If you execute this in regular mode you get:

$ python test_assert.py
420 resources were allocation to 10 employee(s).

Traceback (most recent call last):
  File ".../test/test_assert.py", line 13, in <module>
    resources = allocate_resources(n_employee=n_employee)
                ^^^^^^^^^^^^^^^^^^^^^^^^^^^^^^^^^^^^^^^^^
  File "/Users/moeabo/Downloads/test/test_assert.py", line 2, in allocate_resources
    assert n_employee >= 0, "Number of employees cannot be negative."
           ^^^^^^^^^^^^^^^
AssertionError: Number of employees cannot be negative.

as you can see, the first call to “allocate_resources” went through without any issue. But the second call failed because we provided a negative integer for “n_employee”.

Now let’s run the same code but in optimized mode:

$ python -O test_assert.py
420 resources were allocation to 10 employee(s).

-420 resources were allocation to -10 employee(s).

Surprise! Surprise! The assert didn’t do anything and our code executed just fine. And that is the danger of using asserts for production. You might think that you still do have all the guardrails protecting you for bad inputs or wrong states; however, as you can see, in production and when you are executing your code in optimized mode, the assert statement have absolutely no effect.

Is this a Python thing?

Actually no! This is not a Python thing. The assert is pretty much ignored in almost any coding language when the code is executed (or compiled) for release mode and particularly when the optimization is enabled.

Let’s clarify the “almost any coding language” part of the above statement. Any coding language that I have worked with so far actually does behave the same and they ignore assert in optimized mode. However, I do not claim that I have worked with every coding language that is out there.
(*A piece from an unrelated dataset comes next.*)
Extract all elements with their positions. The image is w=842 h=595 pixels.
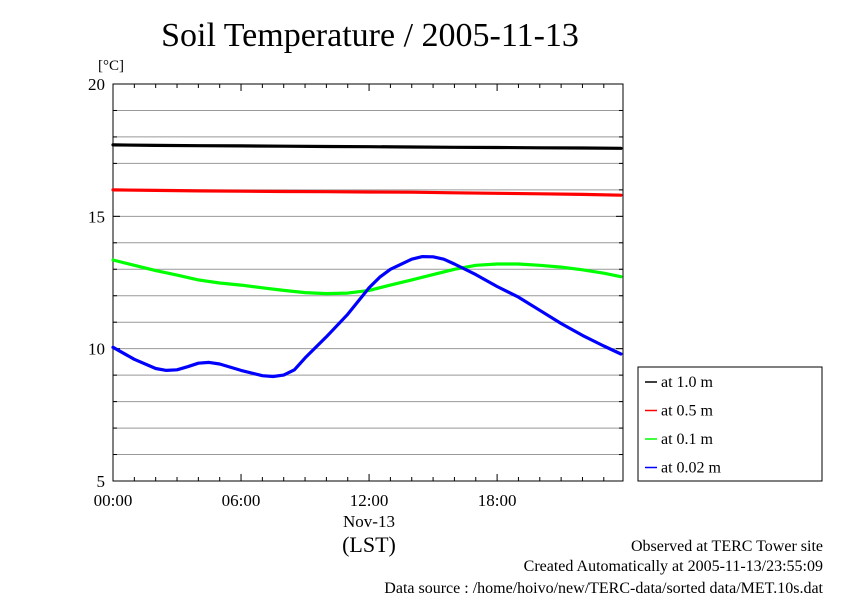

So, if you know a programming language that doesn’t get rid off assert, well, that’s why I said almost any coding language.
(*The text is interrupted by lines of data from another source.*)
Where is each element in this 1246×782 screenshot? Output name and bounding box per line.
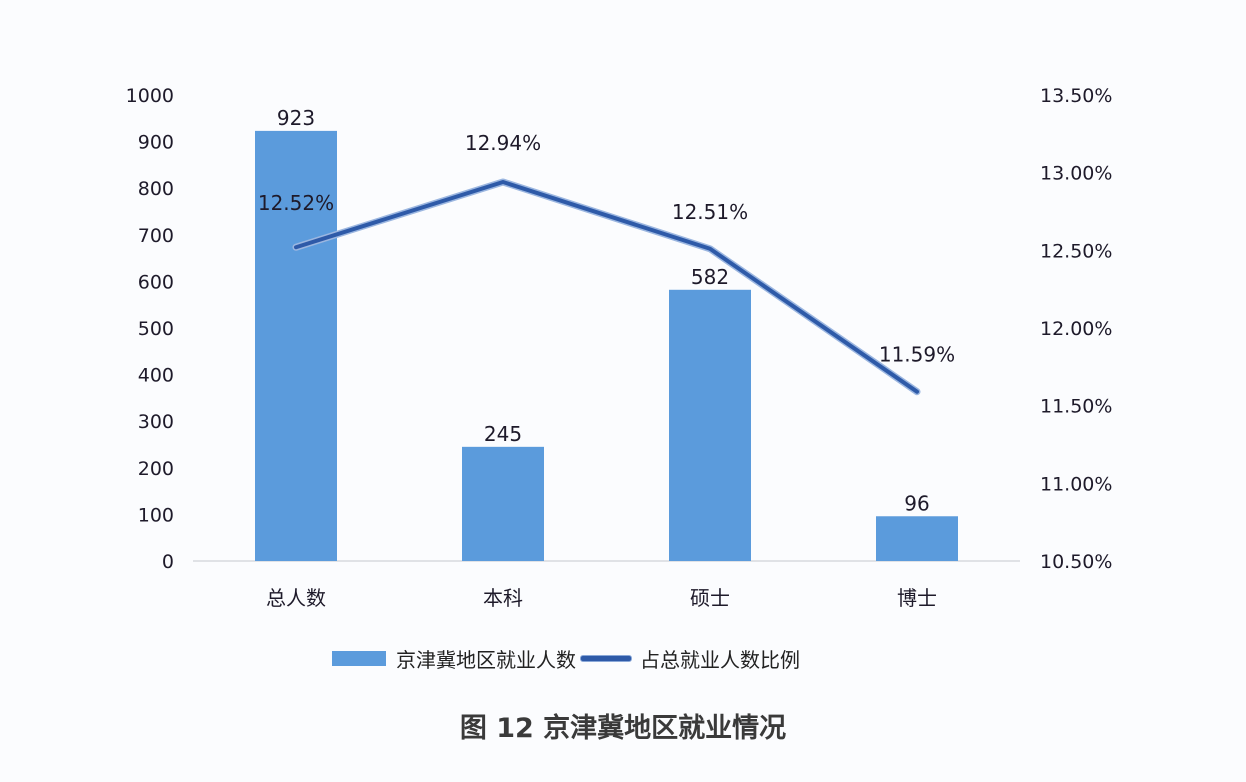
left-axis-tick: 600 [138,271,174,293]
left-axis-tick: 1000 [126,85,174,107]
bar [669,289,751,561]
right-axis-tick: 12.00% [1040,318,1112,340]
line-value-label: 12.94% [465,131,541,155]
right-axis-tick: 13.50% [1040,85,1112,107]
right-axis-tick: 11.50% [1040,396,1112,418]
left-axis-tick: 400 [138,365,174,387]
left-axis-tick: 300 [138,411,174,433]
bar [462,446,544,561]
bar-value-label: 96 [904,491,929,515]
legend-bar-swatch [332,651,386,666]
bar-value-label: 582 [691,265,729,289]
line-series [294,179,919,394]
right-axis-tick: 13.00% [1040,163,1112,185]
chart-caption: 图 12 京津冀地区就业情况 [459,713,787,744]
left-axis-tick: 200 [138,458,174,480]
bar [876,516,958,561]
category-label: 博士 [897,586,937,610]
legend: 京津冀地区就业人数 占总就业人数比例 [332,644,800,673]
legend-line-label: 占总就业人数比例 [640,648,800,672]
category-label: 本科 [483,586,523,610]
category-label: 硕士 [690,586,730,610]
left-axis-tick: 700 [138,225,174,247]
right-axis-tick: 12.50% [1040,240,1112,262]
legend-bar-label: 京津冀地区就业人数 [396,648,576,672]
right-axis-tick: 11.00% [1040,473,1112,495]
line-value-label: 12.52% [258,191,334,215]
left-axis-tick: 800 [138,178,174,200]
left-axis-tick: 100 [138,504,174,526]
left-axis-tick: 900 [138,132,174,154]
right-axis-tick: 10.50% [1040,551,1112,573]
category-label: 总人数 [266,586,326,610]
bar [255,130,337,561]
bar-value-label: 923 [277,106,315,130]
bar-value-label: 245 [484,422,522,446]
legend-line-swatch [580,655,632,662]
left-axis-tick: 0 [162,551,174,573]
line-value-label: 12.51% [672,200,748,224]
left-axis-tick: 500 [138,318,174,340]
line-value-label: 11.59% [879,343,955,367]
Tell me more about python optimized mode

There are two ways to run a python code in optimized mode.

Using -O or -OO

One method is to use “-O” for single optimization level or use “-OO” for double optimization mode. The double tries to optimize even furthermore. So, essentially you will do one of these calls:

python -O script_name.py

Or for double optimization you would do:

python -OO script_name.py

Use PYTHONOPTIMIZE environment variable

Alternatively you can set an environment variable called “PYTHONOPTIMIZE” to get a desired optimization level. If PYTHONOPTIMIZE is not defined or if it is set to zero, no optimization is used.

$ PYTHONOPTIMIZE=0  python test_assert.py
420 resources were allocation to 10 employee(s).

Traceback (most recent call last):
  File ".../test/test_assert.py", line 13, in <module>
    resources = allocate_resources(n_employee=n_employee)
                ^^^^^^^^^^^^^^^^^^^^^^^^^^^^^^^^^^^^^^^^^
  File ".../test/test_assert.py", line 2, in allocate_resources
    assert n_employee >= 0, "Number of employees cannot be negative."
           ^^^^^^^^^^^^^^^
AssertionError: Number of employees cannot be negative.

To use single optimization set PYTHONOPTIMIZE to 1:

$ PYTHONOPTIMIZE=1  python test_assert.py
420 resources were allocation to 10 employee(s).

-420 resources were allocation to -10 employee(s).

and finally for double optimization you can do:

$ PYTHONOPTIMIZE=2  python test_assert.py
420 resources were allocation to 10 employee(s).

-420 resources were allocation to -10 employee(s).

Be careful when using single or double optimization. It is possible that sometimes, codes behave differently when you enable code optimization during compiling or runtime. I have personally faced many situations particularly when using C/C++ that a numerical algorithm failed to run when optimization was enabled.

The good news, though, is that as compilers have become better and smarter, this issue is happening less and less.